Colombia atraviesa una emergencia climática real. Miles de familias han sido golpeadas por las lluvias, han perdido su vivienda o su sustento y requieren respuestas rápidas y eficaces del Estado. Frente a esa realidad, el sistema financiero ha sido claro y consistente, está listo para acompañar a los damnificados, activar esquemas de flexibilización y renegociación de obligaciones y poner a disposición de Colombia todos los instrumentos que hoy permite el marco legal vigente, para lo cual estamos a la espera de los lineamientos por parte de la Superintendencia Financiera.
Precisamente por la gravedad de la situación, las decisiones de política pública deben ser especialmente responsables. Una emergencia no puede convertirse en un atajo para imponer medidas que no guardan relación directa con la atención de los afectados, sino que más bien aparentan ser estrategias para revivir reformas archivadas y promover medidas claramente inconstitucionales.
En el Consejo de Ministros de la semana pasada se anunciaron dos medidas amparadas en un nuevo decreto de emergencia. Una tarifa del impuesto al patrimonio superior a 1,2% para las entidades financieras y la creación de nuevas inversiones forzosas, extendidas más allá del sector agro. Ninguna de estas decisiones apunta directamente a aliviar a las familias afectadas. Ambas implican costos significativos para la economía y, en última instancia, para los ciudadanos.

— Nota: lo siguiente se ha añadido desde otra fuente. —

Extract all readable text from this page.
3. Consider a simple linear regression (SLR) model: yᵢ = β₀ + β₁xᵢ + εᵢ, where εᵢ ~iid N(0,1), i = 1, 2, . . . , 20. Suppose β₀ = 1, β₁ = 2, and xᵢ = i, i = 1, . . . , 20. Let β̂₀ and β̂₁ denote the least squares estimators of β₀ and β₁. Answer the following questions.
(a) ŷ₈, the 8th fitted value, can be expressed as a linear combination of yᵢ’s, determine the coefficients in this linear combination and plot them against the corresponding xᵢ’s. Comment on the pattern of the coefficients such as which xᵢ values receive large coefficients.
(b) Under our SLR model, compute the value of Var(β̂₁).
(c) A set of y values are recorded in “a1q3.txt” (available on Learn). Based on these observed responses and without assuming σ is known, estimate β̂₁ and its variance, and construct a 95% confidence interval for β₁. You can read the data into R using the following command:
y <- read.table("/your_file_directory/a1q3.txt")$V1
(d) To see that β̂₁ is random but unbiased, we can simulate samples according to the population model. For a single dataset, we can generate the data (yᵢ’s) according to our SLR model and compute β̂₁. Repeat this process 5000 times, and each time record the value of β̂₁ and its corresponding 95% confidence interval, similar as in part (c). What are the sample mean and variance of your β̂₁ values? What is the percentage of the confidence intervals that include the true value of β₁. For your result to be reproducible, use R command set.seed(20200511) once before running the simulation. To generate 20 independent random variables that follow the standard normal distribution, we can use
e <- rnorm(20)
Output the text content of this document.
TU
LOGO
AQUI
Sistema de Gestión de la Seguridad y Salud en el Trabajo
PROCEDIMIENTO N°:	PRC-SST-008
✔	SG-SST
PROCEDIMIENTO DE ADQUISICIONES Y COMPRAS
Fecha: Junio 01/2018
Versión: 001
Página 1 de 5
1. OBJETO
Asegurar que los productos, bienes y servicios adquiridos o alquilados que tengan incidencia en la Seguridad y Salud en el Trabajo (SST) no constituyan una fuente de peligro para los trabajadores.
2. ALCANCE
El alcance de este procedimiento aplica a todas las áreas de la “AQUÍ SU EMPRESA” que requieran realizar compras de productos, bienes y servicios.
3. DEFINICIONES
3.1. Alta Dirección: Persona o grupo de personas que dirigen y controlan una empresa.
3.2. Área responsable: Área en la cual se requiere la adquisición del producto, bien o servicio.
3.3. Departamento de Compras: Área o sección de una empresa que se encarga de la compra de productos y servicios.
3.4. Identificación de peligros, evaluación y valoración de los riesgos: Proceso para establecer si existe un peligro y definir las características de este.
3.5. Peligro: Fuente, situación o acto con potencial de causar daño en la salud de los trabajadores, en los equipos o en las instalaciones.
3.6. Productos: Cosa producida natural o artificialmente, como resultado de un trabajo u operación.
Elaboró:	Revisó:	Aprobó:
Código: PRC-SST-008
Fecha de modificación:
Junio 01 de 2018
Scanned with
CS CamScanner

Si el impuesto al patrimonio se fijara en una tarifa de 1,5%, por ejemplo, el sector financiero pagaría cerca de $2,6 billones, de los cuales $1,5 billones corresponderían a los bancos. Esto equivaldría a 32% del costo total estimado de la emergencia, pese a que el sector solo representa alrededor de 4% del PIB. Con una tarifa de 2%, la carga ascendería a $3,4 billones, es decir, 43% del total y hasta diez veces el peso relativo del sector en la economía. Esta no es una distribución solidaria del esfuerzo. Es una desproporción difícil de justificar técnica y socialmente. A ello se suma que aún no existe claridad sobre el uso específico de los cerca de $8 billones que se estima requeriría la atención de la emergencia, una inquietud que también ha sido expresada por varios gobernadores de las regiones afectadas.
Aún más preocupante resulta el anuncio sobre nuevas inversiones forzosas. El Presidente planteó eliminar la cartera sustitutiva y establecer mecanismos obligatorios adicionales. Aunque no se detalló la medida, un esquema similar al que alguna vez se propuso, del orden de $35 billones, implicaría el claro retorno de la represión financiera. Esto se traduce en crédito más caro para hogares y empresas, justo cuando los afectados necesitan acceso a financiamiento y alivios, no nuevas restricciones.
Para sustentar estas decisiones, el Gobierno ha señalado un supuesto incumplimiento del Pacto por el Crédito. Los datos muestran exactamente lo contrario. A falta de un mes para su culminación, ya se ha desembolsado más de 90% de la meta total. En apenas 17 meses, los desembolsos en los sectores priorizados crecieron a una tasa anual de 16%, frente a 12% en el resto de la economía. La participación de micro y pequeñas empresas pasó de 46% a 53%. Si se incluyen las medianas empresas, las MiPymes hoy reciben 67% de los desembolsos, nueve puntos porcentuales más que antes. En buena fe, la banca viene cumpliendo el Pacto y mal hace el Gobierno en renegar acerca de un esfuerzo real de trabajo público-privado que ha demostrado ser exitoso. Las emergencias exigen empatía con las víctimas, rapidez en la acción y soluciones efectivas, pero también rigor institucional y responsabilidad económica. Imponer cargas desproporcionadas, desconocer avances y tensionar las reglas no ayuda a los damnificados, especialmente cuando no se han anunciado ajustes presupuestales claros para atender la emergencia. El resultado sería previsible: menos crédito, menos inversión y menor crecimiento.
El sistema financiero seguirá acompañando a las familias afectadas con responsabilidad y vocación social. Pero la confianza, pilar de cualquier recuperación, se construye respetando las reglas. Cuando las emergencias se usan como atajos, el costo no lo asume un sector, lo termina asumiendo el país.